La serie racconta la storia dei trafficanti Ray Van Mechelen (Peter Van den Begin) e Eddy Stoefs (Luk Wyns) che, dopo tre anni di prigione, vengono rilasciati e scoprono che il loro complice Jan Verplancke (Alex Daeseleire) è scappato con tutti i loro soldi a Pattaya, in Thailandia.
Immediatamente i due partono per l’isola con l’obiettivo di riprendersi i soldi, ma Verplancke, che ha già speso tutto il bottino, offre loro invece del denaro quattro giovani tailandesi.
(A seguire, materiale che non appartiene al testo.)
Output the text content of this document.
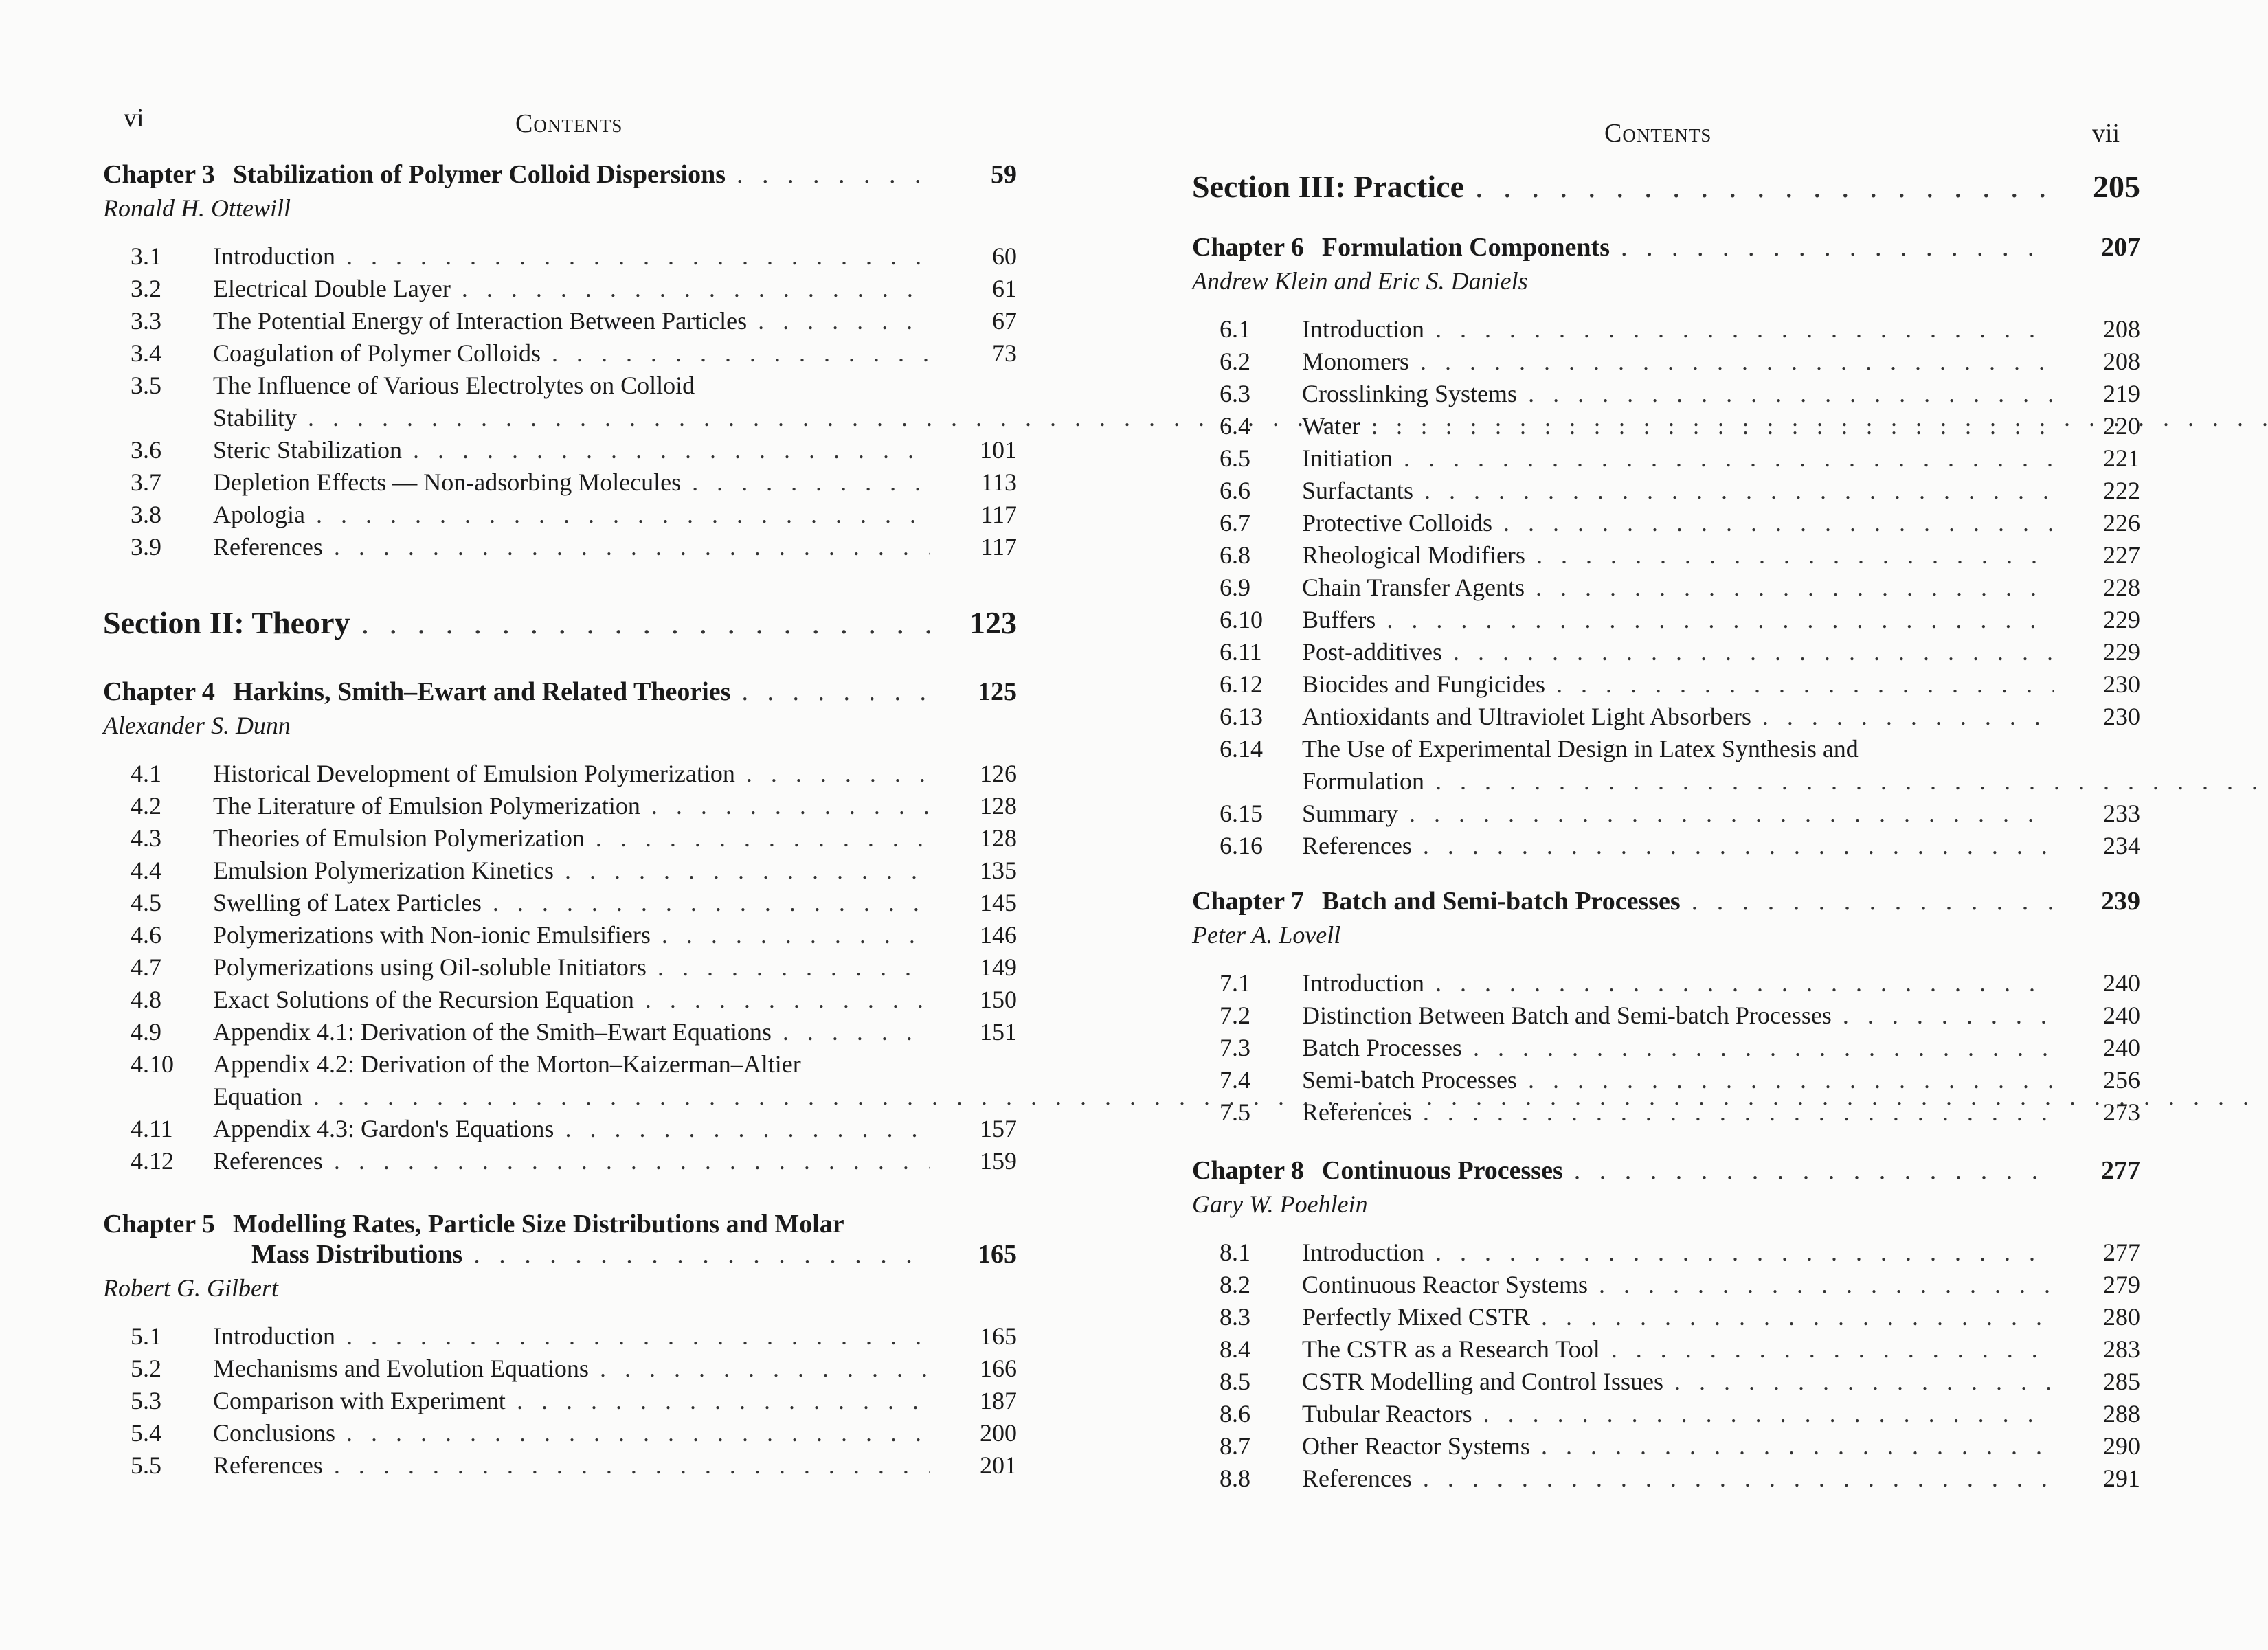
vi	Contents
Chapter 3 Stabilization of Polymer Colloid Dispersions . . .	59
Ronald H. Ottewill
3.1	Introduction . . .	60
3.2	Electrical Double Layer . . .	61
3.3	The Potential Energy of Interaction Between Particles . . .	67
3.4	Coagulation of Polymer Colloids . . .	73
3.5	The Influence of Various Electrolytes on Colloid
Stability
. . .
3.6	Steric Stabilization . . .	101
3.7	Depletion Effects — Non-adsorbing Molecules . . .	113
3.8	Apologia . . .	117
3.9	References . . .	117
Section II: Theory . . .	123
Chapter 4 Harkins, Smith–Ewart and Related Theories . . .	125
Alexander S. Dunn
4.1	Historical Development of Emulsion Polymerization . . .	126
4.2	The Literature of Emulsion Polymerization . . .	128
4.3	Theories of Emulsion Polymerization . . .	128
4.4	Emulsion Polymerization Kinetics . . .	135
4.5	Swelling of Latex Particles . . .	145
4.6	Polymerizations with Non-ionic Emulsifiers . . .	146
4.7	Polymerizations using Oil-soluble Initiators . . .	149
4.8	Exact Solutions of the Recursion Equation . . .	150
4.9	Appendix 4.1: Derivation of the Smith–Ewart Equations . . .	151
4.10	Appendix 4.2: Derivation of the Morton–Kaizerman–Altier
Equation
. . .
4.11	Appendix 4.3: Gardon's Equations . . .	157
4.12	References . . .	159
Chapter 5 Modelling Rates, Particle Size Distributions and Molar
Mass Distributions . . .	165
Robert G. Gilbert
5.1	Introduction . . .	165
5.2	Mechanisms and Evolution Equations . . .	166
5.3	Comparison with Experiment . . .	187
5.4	Conclusions . . .	200
5.5	References . . .	201
Contents	vii
Section III: Practice . . .	205
Chapter 6 Formulation Components . . .	207
Andrew Klein and Eric S. Daniels
6.1	Introduction . . .	208
6.2	Monomers . . .	208
6.3	Crosslinking Systems . . .	219
6.4	Water . . .	220
6.5	Initiation . . .	221
6.6	Surfactants . . .	222
6.7	Protective Colloids . . .	226
6.8	Rheological Modifiers . . .	227
6.9	Chain Transfer Agents . . .	228
6.10	Buffers . . .	229
6.11	Post-additives . . .	229
6.12	Biocides and Fungicides . . .	230
6.13	Antioxidants and Ultraviolet Light Absorbers . . .	230
6.14	The Use of Experimental Design in Latex Synthesis and
Formulation
. . .
6.15	Summary . . .	233
6.16	References . . .	234
Chapter 7 Batch and Semi-batch Processes . . .	239
Peter A. Lovell
7.1	Introduction . . .	240
7.2	Distinction Between Batch and Semi-batch Processes . . .	240
7.3	Batch Processes . . .	240
7.4	Semi-batch Processes . . .	256
7.5	References . . .	273
Chapter 8 Continuous Processes . . .	277
Gary W. Poehlein
8.1	Introduction . . .	277
8.2	Continuous Reactor Systems . . .	279
8.3	Perfectly Mixed CSTR . . .	280
8.4	The CSTR as a Research Tool . . .	283
8.5	CSTR Modelling and Control Issues . . .	285
8.6	Tubular Reactors . . .	288
8.7	Other Reactor Systems . . .	290
8.8	References . . .	291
Il traffico di donne è ancora un buon affare: i rischi sono minimi e i profitti ingenti, ma le cose sono molto cambiate in questi tre anni. I nuovi trafficanti si muovono agilmente sul mercato e le spietate gangs dell’Europa dell’est vogliono la loro fetta di torta.
Parallelamente, la serie segue il viaggio di Pat (Chalita Chaisaeng) e Thip (Tharinee Songkiathanna), due adolescenti vendute dalle loro madri a dei trafficanti inglesi.
Partite da un piccolo villaggio in Thailandia, le due ragazze giungono fino ai distretti a luci rosse del Belgio dove incontrano altre donne che come loro sono state rese schiave dai trafficanti del sesso. In comune hanno una sola cosa: lo fanno per la loro famiglia.
Ogni anno più di due milioni di donne sono vittime della tratta delle schiave del sesso. La prostituzione è diventata la terza fonte di guadagno del crimine organizzato, preceduta solo dal traffico di armi e di droga. Per girare l’attesissima seconda stagione di Matrioshki, i registi Marc Punt e Guy Goossens hanno passato più di due anni analizzando le dinamiche di questo traffico.
La serie è stato girata tra Thailandia, Bulgaria, Belgio ed Ucraina ed è basata su fatti realmente accaduti.